Cryptographers Brace For Quantum Revolution
Tokolosh writes: An article in Scientific American discusses the actions needed to address the looming advent of quantum computing and its ability to crack current encryption schemes. Interesting tidbits from the article: "'I'm genuinely worried we're not going to be ready in time,' says Michele Mosca, co-founder of the Institute for Quantum Computing (IQC) at the University of Waterloo..." and "Intelligence agencies have also taken notice. On August 11, the US National Security Agency (NSA) revealed its intention to transition to quantum-resistant protocols when it released security recommendations to its vendors and clients." Another concern is "intercept now, decrypt later", which presumably refers to the giant facility in Utah.In related news, an anonymous reader points out that the NSA has updated a page on its website, announcing plans to shift the encryption of government and military data from current cryptographic schemes to new ones that can resist an attack by quantum computers.
Yes, and as far as I know it is still used. But single pad has always been inconvenient enough that it has only been used for the most secret, because it is a huge PITA.
I still like to take Grover's algorithm as an example of a somewhat mind-bending quantum computing application. Its typical use case is the search problem, i.e. searching for a particular value inside some form of storage like a database, and it can do so in O(sqrt(N)), which is quite simply impossible in classical computing since you have to visit every entry at least once (hence O(N)) to perform a full search. Now, Grover's algorithm is probabilistic in nature, so you may need to repeat the algorithm to determine the correct value, but value verification for such problems is generally simple (since the problems are generally at most NP-complete and NP-completion implies a P-space verification algorithm given a solution) and the number of repetitions is expected to be constant.

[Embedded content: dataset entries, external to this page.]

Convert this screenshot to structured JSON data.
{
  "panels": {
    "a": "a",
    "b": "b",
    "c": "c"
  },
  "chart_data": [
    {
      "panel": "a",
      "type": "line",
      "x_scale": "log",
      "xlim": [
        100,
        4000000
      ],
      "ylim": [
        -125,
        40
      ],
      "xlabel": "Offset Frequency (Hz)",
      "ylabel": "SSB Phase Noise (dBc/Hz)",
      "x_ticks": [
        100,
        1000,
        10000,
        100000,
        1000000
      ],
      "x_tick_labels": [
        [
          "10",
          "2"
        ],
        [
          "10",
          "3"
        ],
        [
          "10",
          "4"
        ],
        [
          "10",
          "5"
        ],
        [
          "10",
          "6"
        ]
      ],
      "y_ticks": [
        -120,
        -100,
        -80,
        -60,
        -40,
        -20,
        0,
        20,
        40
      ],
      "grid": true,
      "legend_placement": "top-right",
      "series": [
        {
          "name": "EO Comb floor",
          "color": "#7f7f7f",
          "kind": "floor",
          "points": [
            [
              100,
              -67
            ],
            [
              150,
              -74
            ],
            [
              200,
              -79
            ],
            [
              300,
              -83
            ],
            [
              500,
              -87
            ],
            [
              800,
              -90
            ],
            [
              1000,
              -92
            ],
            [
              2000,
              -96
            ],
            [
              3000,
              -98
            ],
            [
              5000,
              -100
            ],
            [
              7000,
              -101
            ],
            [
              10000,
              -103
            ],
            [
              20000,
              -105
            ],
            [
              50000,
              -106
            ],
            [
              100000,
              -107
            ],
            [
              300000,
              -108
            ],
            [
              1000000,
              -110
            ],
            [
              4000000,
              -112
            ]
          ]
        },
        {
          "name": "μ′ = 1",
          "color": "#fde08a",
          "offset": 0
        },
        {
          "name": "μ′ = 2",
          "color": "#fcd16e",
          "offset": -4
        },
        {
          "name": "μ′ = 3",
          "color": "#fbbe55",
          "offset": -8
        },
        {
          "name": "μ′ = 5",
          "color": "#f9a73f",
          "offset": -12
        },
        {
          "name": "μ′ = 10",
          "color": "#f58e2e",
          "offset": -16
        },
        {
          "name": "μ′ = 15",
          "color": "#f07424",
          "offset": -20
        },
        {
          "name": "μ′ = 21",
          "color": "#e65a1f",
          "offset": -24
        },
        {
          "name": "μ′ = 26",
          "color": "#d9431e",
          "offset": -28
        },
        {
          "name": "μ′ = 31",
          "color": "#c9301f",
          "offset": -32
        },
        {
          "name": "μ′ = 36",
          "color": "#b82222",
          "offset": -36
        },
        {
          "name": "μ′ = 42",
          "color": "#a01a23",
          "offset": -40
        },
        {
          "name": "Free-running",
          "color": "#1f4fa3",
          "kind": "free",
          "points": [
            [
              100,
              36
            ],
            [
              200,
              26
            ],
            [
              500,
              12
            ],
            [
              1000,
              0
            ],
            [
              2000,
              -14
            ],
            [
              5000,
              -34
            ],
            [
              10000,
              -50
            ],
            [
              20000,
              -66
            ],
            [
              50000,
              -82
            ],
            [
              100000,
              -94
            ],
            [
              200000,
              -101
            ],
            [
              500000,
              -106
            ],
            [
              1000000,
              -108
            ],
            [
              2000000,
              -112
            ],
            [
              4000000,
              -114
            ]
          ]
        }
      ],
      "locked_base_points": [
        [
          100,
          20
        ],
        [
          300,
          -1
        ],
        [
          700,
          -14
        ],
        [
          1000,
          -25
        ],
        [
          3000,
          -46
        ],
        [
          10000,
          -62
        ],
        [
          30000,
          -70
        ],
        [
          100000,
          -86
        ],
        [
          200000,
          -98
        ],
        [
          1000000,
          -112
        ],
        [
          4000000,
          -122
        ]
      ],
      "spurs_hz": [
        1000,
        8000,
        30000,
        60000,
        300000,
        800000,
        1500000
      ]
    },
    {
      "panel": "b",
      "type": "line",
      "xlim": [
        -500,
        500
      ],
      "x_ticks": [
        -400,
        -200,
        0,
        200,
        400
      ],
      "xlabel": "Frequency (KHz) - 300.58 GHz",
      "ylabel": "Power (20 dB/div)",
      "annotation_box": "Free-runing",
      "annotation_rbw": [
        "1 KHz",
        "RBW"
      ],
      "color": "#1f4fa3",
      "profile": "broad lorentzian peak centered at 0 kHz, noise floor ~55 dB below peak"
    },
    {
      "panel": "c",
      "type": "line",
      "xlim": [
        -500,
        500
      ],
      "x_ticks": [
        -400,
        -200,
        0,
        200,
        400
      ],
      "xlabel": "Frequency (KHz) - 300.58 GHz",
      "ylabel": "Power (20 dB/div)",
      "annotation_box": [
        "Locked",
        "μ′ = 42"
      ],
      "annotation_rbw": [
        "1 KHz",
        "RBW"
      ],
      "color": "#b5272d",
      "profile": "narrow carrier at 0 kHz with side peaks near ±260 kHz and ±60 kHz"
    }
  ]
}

Of course, you can note that parallelization legitimately can compete with Grover's algorithm for very large datasets and very large thread counts, but on a purely theoretical level I still find it fascinating.
Quantum Computing does _not_ scale, as it cannot subdivide problems. You argument is completely bogus and in fact shows the opposite of what you think it shows.
Most ACs are not even worth the keystrokes to insult them. Be generically insulted by this and ignored otherwise.